“Renoir’s distinctive approach to filmic writing was very much related to the social and political realities of the day and to Renoir’s own intensive politicization in the period” (Strebel, 77).
Emblematic of Time
Emblematic of its time period and Renoir’s viewpoint, La Grande Illusion, his film about the Great War, was made at the end of the Popular Front movement in France, while the country was still recovering from the emotional and economic upheaval of the Great War. Not surprisingly, Renoir’s film reflects the hopes, fears and anxieties of the Popular Front in a time marked by both a rising threat of Nazism and a national policy of German appeasement.

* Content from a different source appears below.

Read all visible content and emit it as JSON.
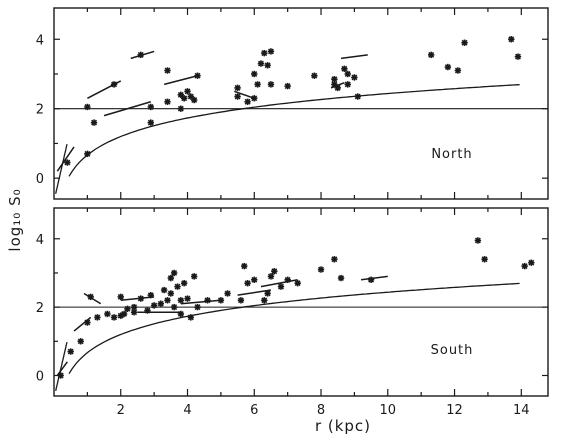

Renoir was not only deeply influenced by the Popular Front, but he made several political films during that movement’s heyday (Strebel, 76). The Popular Front was a response to Nazi militarism and a growing Fascist threat embraced by the far right. The Communists, Socialist and the Radical Party united to fight this threat to the Republic, and the Popular Front assumed power in 1936. Initially, a combination of strikes and new factory jobs greatly improved working class conditions. The Popular Front was, however, deeply divided on how to respond to the growing threat of Germany (Lecture 3.1).
Specifically, in the face of foreign threats, the nation itself was deeply divided on who should be included in the French nation (Lecture 3.1; McMillan 3-13; 89-123). The Great War and economic growth had brought a wave of immigration, and the French also had a long-history of anti-Semitism, which was marked by the Dreyfus Affair (McMillan, 3-13; Lecture 1.1). By 1937, racism ran rampant, as reflected in just a few short years by the Vichy regime’s (1940-1944) deep-seated hatred of the French Jews, and its horrific decision to round up for deportation thousands of “scapegoat” women and children, far exceeding the Nazi requests (Lecture 4.1; McMillan 139-141). While there are many ways to see war, given that Renoir was a strong advocate of the far-left movement, the film provides critical insight into how the Popular Front likely viewed the Great War (Strebel, 76). As the nation teetered on the brink of another World War, La Grande Illusion is a clear reflection of France’s memories of the First World War as horrific, not grand. From Renoir’s perspective, common understandings between humanity were destroyed by this worldwide slaughter.
Interest in commonality of man is also grounded in Renoir’s nostalgia for the belle époque, a zenith in France where art, science, and culture were able to prosper when compared to the post-war years. The belle époque lasted from the 1871 Franco-Prussian War until World War I broke out in 1914 (Lecture 2.1; McMillan 47-88). Renoir’s film tries to make sense of the drive to nationalism that mobilized its citizenry in the Great War, while responding to the clear challenges of France’s 1937 society, including the rise of the working class (Maréchal), the likelihood of foreign invasion, and the dangers of racism (Rosenthal). While La Grande Illusion is very much a film of its time, its themes and message are relevant in every era. As Jean Renoir himself noted, La Grande Illusion is “a story about human relationships and I am confident that such a question is so important today that if we don’t solve it, we will just have to say ‘goodbye’ to our beautiful world.”